WASHINGTON, D.C. — Transitioning soldiers and their spouses have a trove of experience and insight to offer civilian employers, say Army experts.
Part of being a successful soldier is not only being successful after the Army, said Col. Adam L. Rocke, director of the Army’s Soldier for Life program, but becoming a community leader and an ambassador for the Army. Rocke was part of a panel that discussed issues facing transitioning soldiers and spouses, particularly employment, at the second Family Forum at the Association of the United States Army Annual Meeting, in Washington, D.C., Oct. 14.
“We’re preparing you at some point to transition out of the service, whether it’s a first term, or for a soldier like myself, who has been in for 30 years,” he said. “We all transition. We want you to be ready for that transition, so we provide you things along the way to do that.”
He pointed out that the Army has recently refined and renamed its transition program, turning the Army Career and Alumni Program into Soldier for Life: Transition Assistance Program, or TAP. Services start at least 12 months before separation — 24 months for retiring soldiers — and are now required.

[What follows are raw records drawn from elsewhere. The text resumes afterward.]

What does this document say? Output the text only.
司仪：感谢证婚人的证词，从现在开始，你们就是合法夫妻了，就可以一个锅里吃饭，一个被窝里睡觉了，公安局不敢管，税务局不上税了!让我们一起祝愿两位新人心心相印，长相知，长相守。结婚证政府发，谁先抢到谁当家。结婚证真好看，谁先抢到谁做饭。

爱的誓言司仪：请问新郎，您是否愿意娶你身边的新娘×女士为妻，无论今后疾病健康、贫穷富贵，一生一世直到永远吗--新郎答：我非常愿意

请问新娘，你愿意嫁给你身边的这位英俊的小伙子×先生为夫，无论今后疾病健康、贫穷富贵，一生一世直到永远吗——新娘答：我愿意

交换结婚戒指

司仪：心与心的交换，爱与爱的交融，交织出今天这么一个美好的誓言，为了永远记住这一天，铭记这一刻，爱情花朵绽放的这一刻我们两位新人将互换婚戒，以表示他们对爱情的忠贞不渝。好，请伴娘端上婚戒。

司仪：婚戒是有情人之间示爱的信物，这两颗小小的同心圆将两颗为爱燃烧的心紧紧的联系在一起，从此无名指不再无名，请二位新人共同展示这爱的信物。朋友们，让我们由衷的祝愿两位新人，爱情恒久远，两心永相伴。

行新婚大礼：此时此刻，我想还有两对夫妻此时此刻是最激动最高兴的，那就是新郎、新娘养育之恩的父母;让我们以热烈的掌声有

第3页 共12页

“Whether you need to go to TAP or not, you should go down and visit TAP,” he said. “There are over 700 counselors. There are improved services, a partnership with the Department of Labor, Veterans Affairs and the Small Business Administration — all there to help service members and their spouses and dependents for a successful transition.”
Army spouses are now eligible for the program as well, Rocke said. He works closely with Noreen O’Neill, an Army spouse and director of the Military Spouse Program at Hiring Our Heroes, a program run by the United States Chamber of Commerce Foundation, to connect spouses with employers at specialized networking events and summits.